There are Millions of War Memorials dotted around the globe. Hundreds, possibly thousands dotted around the UK. Some of them are very prominent, in town squares or near the church, others are hidden out of the way, or maybe have seen better days. Sadly, often you will see people skateboarding all over them. I guess to a lot of people they’re just a lump of stone with some names carved in to it.
But are they just a list of names? Of course not. That name just represents one person. A reminded that behind every line, lies a human life that ended, possibly in some far away field, far from home. But like so many things, are we forgetting about war memorials, like we’re forgetting about those who made the ultimate sacrifice? Quite possibly. And now that there is no-one left alive who can recall those days, there is a real danger that those names are becoming just like any other names in any other history book.
Its a shame, because although maybe war memorials are very much a product of their time, and nowadays we would probably do something more engaging to remember, like the help for heroes wristbands, war memorials still tell us so much. Not only about the young men and women who fought for us, but our communities too. We might be living in different times, but in some respects, so many things are still the same.

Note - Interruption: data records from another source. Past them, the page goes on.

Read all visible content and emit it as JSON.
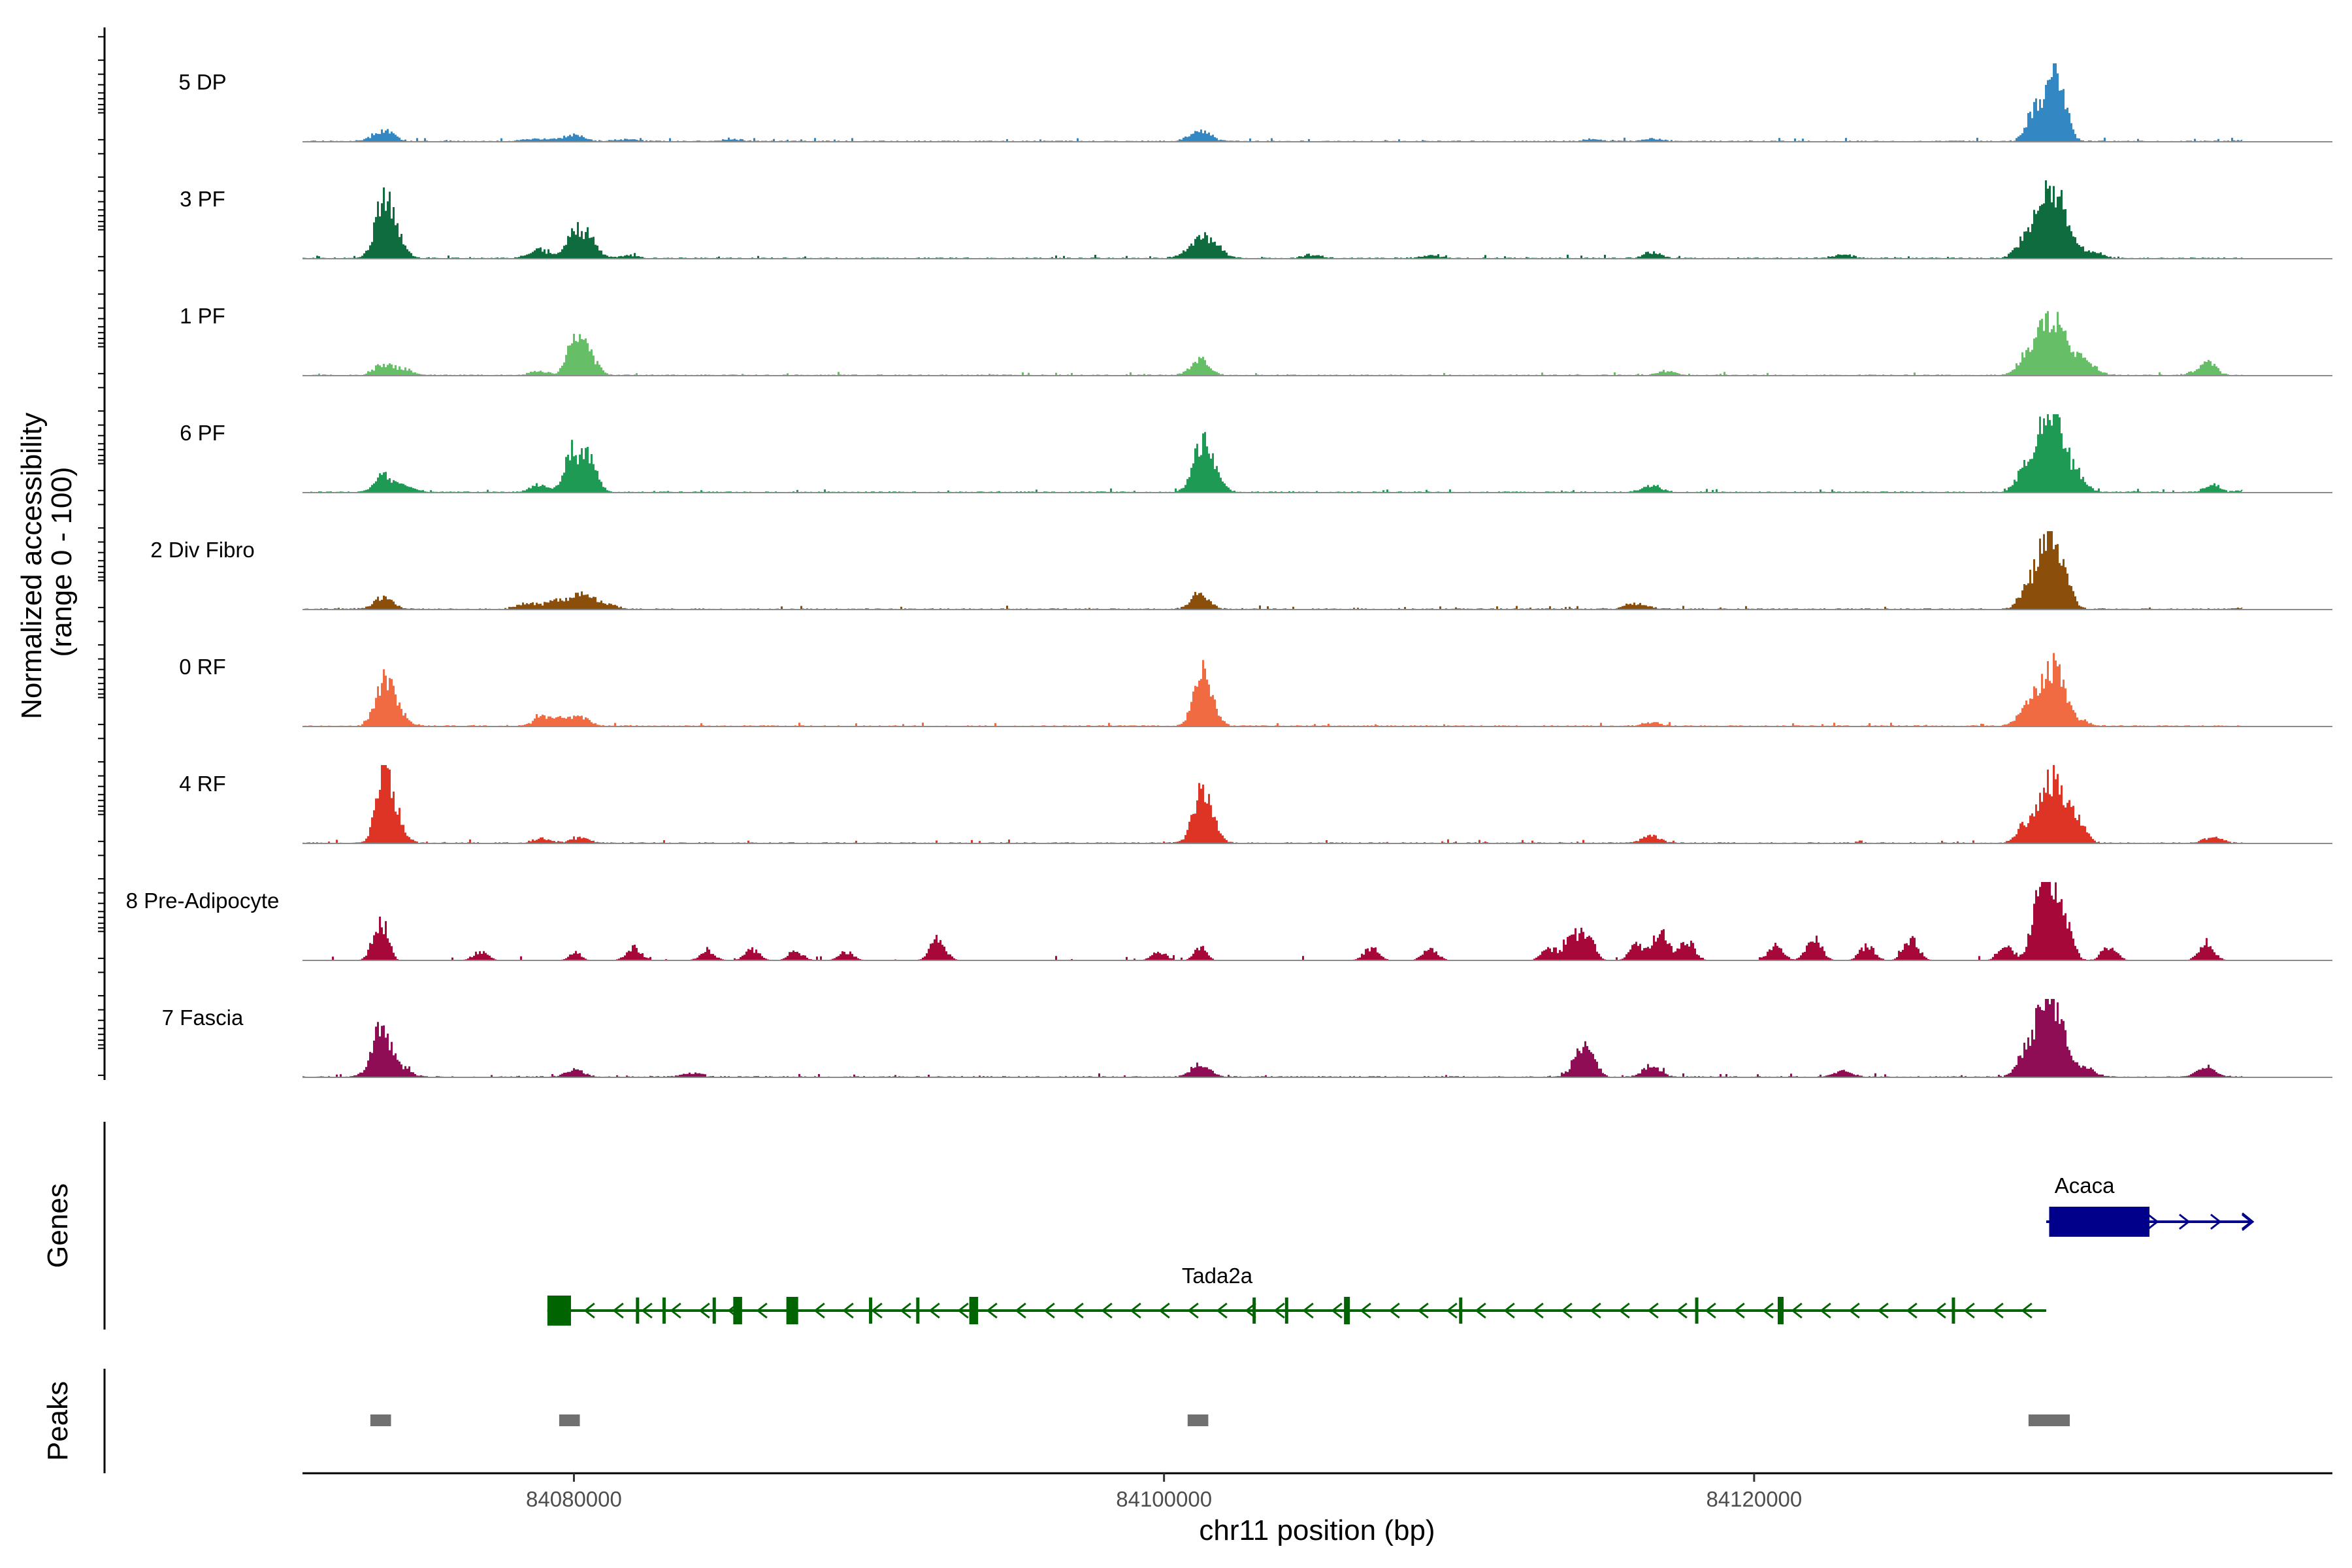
{
  "chart_data": {
    "type": "area",
    "xlabel": "chr11 position (bp)",
    "ylabel": "Normalized accessibility\n(range 0 - 100)",
    "ylim": [
      0,
      100
    ],
    "xlim": [
      84070800,
      84139600
    ],
    "x_ticks": [
      84080000,
      84100000,
      84120000
    ],
    "x_tick_labels": [
      "84080000",
      "84100000",
      "84120000"
    ],
    "panel_labels": {
      "genes": "Genes",
      "peaks": "Peaks"
    },
    "tracks": [
      {
        "name": "5 DP",
        "color": "#3388C4",
        "peaks": [
          [
            84073500,
            15,
            350
          ],
          [
            84078500,
            3,
            300
          ],
          [
            84080000,
            8,
            350
          ],
          [
            84079200,
            3,
            300
          ],
          [
            84081800,
            3,
            350
          ],
          [
            84085300,
            3,
            350
          ],
          [
            84101200,
            15,
            350
          ],
          [
            84114500,
            3,
            300
          ],
          [
            84116500,
            4,
            300
          ],
          [
            84130000,
            75,
            280
          ],
          [
            84129400,
            35,
            250
          ],
          [
            84130400,
            45,
            250
          ],
          [
            84136800,
            3,
            300
          ]
        ]
      },
      {
        "name": "3 PF",
        "color": "#0F6C3E",
        "peaks": [
          [
            84073500,
            72,
            280
          ],
          [
            84073900,
            30,
            300
          ],
          [
            84078800,
            12,
            350
          ],
          [
            84080000,
            35,
            260
          ],
          [
            84080500,
            25,
            280
          ],
          [
            84081800,
            4,
            300
          ],
          [
            84101200,
            28,
            400
          ],
          [
            84101800,
            8,
            300
          ],
          [
            84105000,
            5,
            300
          ],
          [
            84109000,
            4,
            300
          ],
          [
            84116500,
            8,
            300
          ],
          [
            84123000,
            5,
            350
          ],
          [
            84129800,
            68,
            280
          ],
          [
            84130200,
            65,
            280
          ],
          [
            84129200,
            30,
            300
          ],
          [
            84130700,
            30,
            300
          ],
          [
            84131500,
            8,
            300
          ]
        ]
      },
      {
        "name": "1 PF",
        "color": "#66BE67",
        "peaks": [
          [
            84073500,
            15,
            300
          ],
          [
            84074200,
            8,
            300
          ],
          [
            84080000,
            55,
            250
          ],
          [
            84080500,
            25,
            280
          ],
          [
            84078800,
            6,
            300
          ],
          [
            84101200,
            22,
            300
          ],
          [
            84117000,
            5,
            300
          ],
          [
            84129800,
            50,
            280
          ],
          [
            84130200,
            55,
            280
          ],
          [
            84129200,
            25,
            300
          ],
          [
            84130800,
            30,
            300
          ],
          [
            84131400,
            10,
            300
          ],
          [
            84135400,
            15,
            250
          ],
          [
            84135000,
            5,
            300
          ]
        ]
      },
      {
        "name": "6 PF",
        "color": "#1E9A54",
        "peaks": [
          [
            84073500,
            22,
            300
          ],
          [
            84074200,
            8,
            300
          ],
          [
            84079900,
            55,
            260
          ],
          [
            84080500,
            45,
            260
          ],
          [
            84078800,
            10,
            300
          ],
          [
            84101200,
            60,
            280
          ],
          [
            84101600,
            25,
            300
          ],
          [
            84116500,
            10,
            300
          ],
          [
            84129800,
            90,
            280
          ],
          [
            84130300,
            70,
            280
          ],
          [
            84129200,
            35,
            300
          ],
          [
            84130900,
            25,
            300
          ],
          [
            84135500,
            12,
            250
          ],
          [
            84136800,
            5,
            300
          ]
        ]
      },
      {
        "name": "2 Div Fibro",
        "color": "#8B4F0B",
        "peaks": [
          [
            84073500,
            18,
            300
          ],
          [
            84079500,
            12,
            350
          ],
          [
            84080300,
            22,
            300
          ],
          [
            84078500,
            8,
            400
          ],
          [
            84081000,
            8,
            350
          ],
          [
            84101200,
            22,
            300
          ],
          [
            84116000,
            8,
            350
          ],
          [
            84129900,
            100,
            260
          ],
          [
            84130400,
            55,
            280
          ],
          [
            84129300,
            35,
            300
          ],
          [
            84136800,
            4,
            300
          ]
        ]
      },
      {
        "name": "0 RF",
        "color": "#F06A42",
        "peaks": [
          [
            84073500,
            55,
            280
          ],
          [
            84073900,
            25,
            300
          ],
          [
            84078900,
            12,
            300
          ],
          [
            84079600,
            10,
            300
          ],
          [
            84080200,
            12,
            300
          ],
          [
            84101200,
            60,
            260
          ],
          [
            84101500,
            25,
            300
          ],
          [
            84116500,
            5,
            300
          ],
          [
            84129800,
            55,
            280
          ],
          [
            84130300,
            70,
            260
          ],
          [
            84129200,
            25,
            300
          ],
          [
            84131000,
            8,
            300
          ]
        ]
      },
      {
        "name": "4 RF",
        "color": "#DD3426",
        "peaks": [
          [
            84073500,
            100,
            240
          ],
          [
            84073900,
            40,
            280
          ],
          [
            84078900,
            6,
            300
          ],
          [
            84080200,
            8,
            300
          ],
          [
            84101200,
            55,
            280
          ],
          [
            84101500,
            25,
            300
          ],
          [
            84116500,
            10,
            300
          ],
          [
            84129800,
            65,
            280
          ],
          [
            84130300,
            70,
            260
          ],
          [
            84129200,
            25,
            300
          ],
          [
            84130900,
            35,
            280
          ],
          [
            84135500,
            8,
            300
          ]
        ]
      },
      {
        "name": "8 Pre-Adipocyte",
        "color": "#A6083A",
        "peaks": [
          [
            84073500,
            45,
            200
          ],
          [
            84073200,
            20,
            200
          ],
          [
            84076800,
            12,
            250
          ],
          [
            84080000,
            12,
            200
          ],
          [
            84082000,
            18,
            250
          ],
          [
            84084500,
            12,
            250
          ],
          [
            84086000,
            15,
            250
          ],
          [
            84087500,
            12,
            250
          ],
          [
            84089200,
            12,
            250
          ],
          [
            84092300,
            30,
            250
          ],
          [
            84099800,
            12,
            250
          ],
          [
            84101200,
            20,
            200
          ],
          [
            84107000,
            18,
            250
          ],
          [
            84109000,
            15,
            250
          ],
          [
            84113000,
            15,
            250
          ],
          [
            84113800,
            28,
            300
          ],
          [
            84114300,
            32,
            250
          ],
          [
            84116000,
            22,
            250
          ],
          [
            84116800,
            40,
            250
          ],
          [
            84117700,
            28,
            250
          ],
          [
            84120700,
            20,
            250
          ],
          [
            84122000,
            30,
            250
          ],
          [
            84123800,
            20,
            250
          ],
          [
            84125300,
            28,
            250
          ],
          [
            84128500,
            22,
            250
          ],
          [
            84129600,
            80,
            250
          ],
          [
            84130000,
            100,
            220
          ],
          [
            84130500,
            60,
            250
          ],
          [
            84132000,
            20,
            250
          ],
          [
            84135300,
            25,
            250
          ]
        ]
      },
      {
        "name": "7 Fascia",
        "color": "#8E0D54",
        "peaks": [
          [
            84073500,
            60,
            280
          ],
          [
            84073200,
            15,
            300
          ],
          [
            84074200,
            10,
            300
          ],
          [
            84080000,
            10,
            300
          ],
          [
            84084000,
            6,
            300
          ],
          [
            84101200,
            18,
            300
          ],
          [
            84114000,
            25,
            250
          ],
          [
            84114400,
            30,
            250
          ],
          [
            84116500,
            15,
            300
          ],
          [
            84123000,
            8,
            300
          ],
          [
            84129800,
            85,
            300
          ],
          [
            84130300,
            75,
            280
          ],
          [
            84129200,
            35,
            300
          ],
          [
            84131200,
            12,
            300
          ],
          [
            84135300,
            15,
            300
          ]
        ]
      }
    ],
    "genes": [
      {
        "name": "Tada2a",
        "strand": "-",
        "color": "#006400",
        "start": 84079100,
        "end": 84129900,
        "exons": [
          [
            84079100,
            84079900
          ],
          [
            84082100,
            84082200
          ],
          [
            84083000,
            84083100
          ],
          [
            84084700,
            84084800
          ],
          [
            84085400,
            84085700
          ],
          [
            84087200,
            84087600
          ],
          [
            84090000,
            84090100
          ],
          [
            84091600,
            84091700
          ],
          [
            84093400,
            84093700
          ],
          [
            84103000,
            84103100
          ],
          [
            84104100,
            84104200
          ],
          [
            84106100,
            84106300
          ],
          [
            84110000,
            84110100
          ],
          [
            84118000,
            84118100
          ],
          [
            84120800,
            84121000
          ],
          [
            84126700,
            84126800
          ]
        ]
      },
      {
        "name": "Acaca",
        "strand": "+",
        "color": "#00008B",
        "start": 84129900,
        "end": 84136900,
        "exons": [
          [
            84130000,
            84133400
          ]
        ]
      }
    ],
    "peaks": [
      [
        84073100,
        84073800
      ],
      [
        84079500,
        84080200
      ],
      [
        84100800,
        84101500
      ],
      [
        84129300,
        84130700
      ]
    ]
  }
}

Take the case of Fareham. Fareham is a small town, on the outskirts of Portsmouth. In 1914 it was an even smaller town, not much larger than a village. Yet its war memorial, outside the Holy Trinity Church, records 254 names of townfolk who died during the First World War. Thats an unbelievable amount of men for one place to lose, if you consider the town probably consisted of a few thousand people. Replicate that for every town like it in the country, then all of a sudden we can understand the scale of the losses.
Each name on the memorial is recorded as just that, a name. But under the surface it is so much more. Almost straight away, using the Commonwealth War Graves Commission’s online search, we can see that Alban Arnold and Edward Arnold were brothers. Alban, a 2nd Lieutenant in the Royal Fusiliers, was killed on the Somme in 1916. Edward, of the Royal Artillery, died in 1918 in France. So Mr and Mrs Arnold lost two sons.
You can tell a lot more from war memorials too. If one particular unit recruited from one area, and had a particularly tough battle, then we might find a whole load of deaths on the same day. Also, we notice that there were a large amount of sailors recorded in Fareham, no surprise given how close it is to Portsmouth. The CWGC’s register also tells us the persons age, and any relatives. We could also look at the 1911 census to see where a family was living a few years previously. And Royal Navy service records for the period can also be downloaded from the National Archives website.
Something else you might notice about war memorials: while after the first world war they sprang up everywhere, by the end of the second world war people seemed so tired of fighting that the will did not exist to build new memorials. In most cases plaques were added to existing memorials. In some cases, nothing at all was done.
Am I the only person to think, if only Teachers could pick up on all these resources? Most of the young men on the memorials are only a couple of years older than schoolkids. But the national curriculum decrees that they have to learn about cowboys and indians. So sad.